Organizations need to take both employee interests and skills into account when preparing their upskilling and reskilling programs. There’s no point in having team members who are overly skilled (or spread their expertise across a wide variety of skills) in areas that aren’t of interest to them. This will only result in your employees being less engaged, staying unhappy at work, and not reaching their peak productivity.
Companies can keep employees engaged by teaching skills for the jobs they want, as opposed to forcing new projects or tasks for the role they currently have.
From an employee’s interest, this ensures they’ll move forward in their careers through internal mobility and learn new skills that help them keep up with industry demands. When it comes to the employer’s side, allowing individuals to choose what skills they want to work on helps your organization prepare for future market requirements.
Employees might not know where to start with their training without guidance from their employer. Do your research to spot up-and-coming skill trends and show employees how a specific new skill will help them in their careers. Employees will then make the learning decisions on their own based on their personal goals, while you’ll still be able to maintain a workforce that’s ready to face new challenges.

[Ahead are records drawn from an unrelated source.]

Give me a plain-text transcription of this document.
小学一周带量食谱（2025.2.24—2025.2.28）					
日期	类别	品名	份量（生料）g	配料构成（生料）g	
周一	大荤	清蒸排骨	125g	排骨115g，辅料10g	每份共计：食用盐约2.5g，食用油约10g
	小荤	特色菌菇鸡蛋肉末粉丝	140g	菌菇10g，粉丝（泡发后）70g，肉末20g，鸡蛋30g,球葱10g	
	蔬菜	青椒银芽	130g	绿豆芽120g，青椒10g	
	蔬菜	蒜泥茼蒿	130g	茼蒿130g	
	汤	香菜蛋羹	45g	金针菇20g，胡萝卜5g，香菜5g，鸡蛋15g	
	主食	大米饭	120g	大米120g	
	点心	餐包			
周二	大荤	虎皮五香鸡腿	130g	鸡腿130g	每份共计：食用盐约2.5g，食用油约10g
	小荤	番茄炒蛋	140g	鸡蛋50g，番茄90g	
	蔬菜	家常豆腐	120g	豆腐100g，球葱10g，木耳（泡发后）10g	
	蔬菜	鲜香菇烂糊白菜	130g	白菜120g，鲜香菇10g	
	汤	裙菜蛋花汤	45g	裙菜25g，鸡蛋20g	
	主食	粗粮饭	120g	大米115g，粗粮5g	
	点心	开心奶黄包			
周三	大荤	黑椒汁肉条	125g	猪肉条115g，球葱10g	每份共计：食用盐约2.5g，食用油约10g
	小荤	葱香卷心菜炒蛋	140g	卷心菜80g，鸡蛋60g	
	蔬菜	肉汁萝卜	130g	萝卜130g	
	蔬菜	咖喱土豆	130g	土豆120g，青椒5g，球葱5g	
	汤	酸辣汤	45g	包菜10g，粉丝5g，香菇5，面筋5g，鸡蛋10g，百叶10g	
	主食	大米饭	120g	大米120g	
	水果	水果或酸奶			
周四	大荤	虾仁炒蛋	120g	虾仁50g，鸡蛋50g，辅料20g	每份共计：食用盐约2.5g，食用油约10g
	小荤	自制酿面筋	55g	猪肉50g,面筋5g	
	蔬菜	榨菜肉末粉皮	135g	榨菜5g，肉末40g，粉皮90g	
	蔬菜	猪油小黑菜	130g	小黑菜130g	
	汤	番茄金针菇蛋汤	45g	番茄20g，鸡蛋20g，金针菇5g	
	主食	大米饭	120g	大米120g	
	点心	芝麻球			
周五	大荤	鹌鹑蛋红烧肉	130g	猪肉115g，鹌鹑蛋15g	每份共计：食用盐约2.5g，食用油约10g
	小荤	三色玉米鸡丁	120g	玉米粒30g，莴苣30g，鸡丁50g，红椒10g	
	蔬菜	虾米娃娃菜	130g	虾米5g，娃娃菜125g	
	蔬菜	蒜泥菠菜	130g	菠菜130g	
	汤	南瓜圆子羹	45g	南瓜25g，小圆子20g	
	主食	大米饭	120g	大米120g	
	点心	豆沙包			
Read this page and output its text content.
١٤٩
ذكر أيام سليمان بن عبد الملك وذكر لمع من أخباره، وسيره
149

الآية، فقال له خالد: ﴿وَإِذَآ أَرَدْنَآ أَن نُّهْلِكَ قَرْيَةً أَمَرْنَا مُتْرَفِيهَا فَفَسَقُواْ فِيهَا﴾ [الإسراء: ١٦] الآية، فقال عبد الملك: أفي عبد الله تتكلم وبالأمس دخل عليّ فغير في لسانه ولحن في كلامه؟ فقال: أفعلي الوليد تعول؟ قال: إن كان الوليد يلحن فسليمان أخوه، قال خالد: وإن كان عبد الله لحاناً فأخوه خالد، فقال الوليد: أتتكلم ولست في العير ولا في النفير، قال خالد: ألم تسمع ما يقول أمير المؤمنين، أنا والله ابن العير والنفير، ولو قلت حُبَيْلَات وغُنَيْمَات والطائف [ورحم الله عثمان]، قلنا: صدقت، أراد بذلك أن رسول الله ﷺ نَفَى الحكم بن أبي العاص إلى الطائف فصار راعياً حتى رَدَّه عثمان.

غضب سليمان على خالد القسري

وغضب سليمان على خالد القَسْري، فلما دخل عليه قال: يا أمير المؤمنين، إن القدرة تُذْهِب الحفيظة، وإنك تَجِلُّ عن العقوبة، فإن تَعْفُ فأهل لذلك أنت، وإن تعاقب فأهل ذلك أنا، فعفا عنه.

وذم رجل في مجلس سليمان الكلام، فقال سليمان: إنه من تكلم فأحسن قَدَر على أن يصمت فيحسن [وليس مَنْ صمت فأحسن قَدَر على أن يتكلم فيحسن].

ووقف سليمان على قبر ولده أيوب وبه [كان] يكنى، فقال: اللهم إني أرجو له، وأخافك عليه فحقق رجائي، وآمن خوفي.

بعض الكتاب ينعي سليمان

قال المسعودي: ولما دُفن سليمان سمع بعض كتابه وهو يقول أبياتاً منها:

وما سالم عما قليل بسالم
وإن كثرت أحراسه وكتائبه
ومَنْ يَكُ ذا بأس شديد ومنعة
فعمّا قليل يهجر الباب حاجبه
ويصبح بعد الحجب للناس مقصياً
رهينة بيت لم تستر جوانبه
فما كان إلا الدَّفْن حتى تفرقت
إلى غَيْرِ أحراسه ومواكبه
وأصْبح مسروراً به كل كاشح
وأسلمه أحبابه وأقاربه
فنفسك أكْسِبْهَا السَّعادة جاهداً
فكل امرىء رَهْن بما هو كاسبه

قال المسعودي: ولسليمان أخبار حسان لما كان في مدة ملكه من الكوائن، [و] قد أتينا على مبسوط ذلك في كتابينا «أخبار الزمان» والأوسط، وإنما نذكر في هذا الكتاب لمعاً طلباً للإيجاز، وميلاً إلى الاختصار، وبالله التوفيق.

By 2025, you should focus on building equal reskilling and upskilling programs for your current workforce as well as for your future employees and the older generation who’s at risk of never finding a job again. PwC has already set up their own New world. New skills. plan to teach other businesses upskilling best practices. In the meantime, Amazon is running a large-scale project to invest $700 million in training programs for 100,000 of their employees.
Be wary that upskilling and reskilling isn’t a “set and forget” scheme. People and organizations evolve, so skills and learning materials should always be revised and refreshed.
Simply importing skills and matching them to employees doesn’t display a person’s evolution or newly-gained attributes. The people responsible for skills administration (e.g. HR and L&D managers) need to constantly monitor and update the skills graph as employees learn new skills that weren’t in the system before.
In the upcoming years, HR leaders should strive to use upskilling and reskilling practices to adapt to changes around their workforce. This way, when employees leave or switch careers, your company won’t be left without a skill. The key is to ensure you’ve always got the right measures in place to maintain highly-trained individuals or quickly put out resources that cover in-demand skills.
Among all capabilities, resilience remains the key quality that can help employees face new challenges and continue developing their careers.
Organizations need the same kind of adaptability when putting together their reskilling and upskilling plans, so they can shift gears as needed, adjust their learning resources as they go, and manage uncertainty.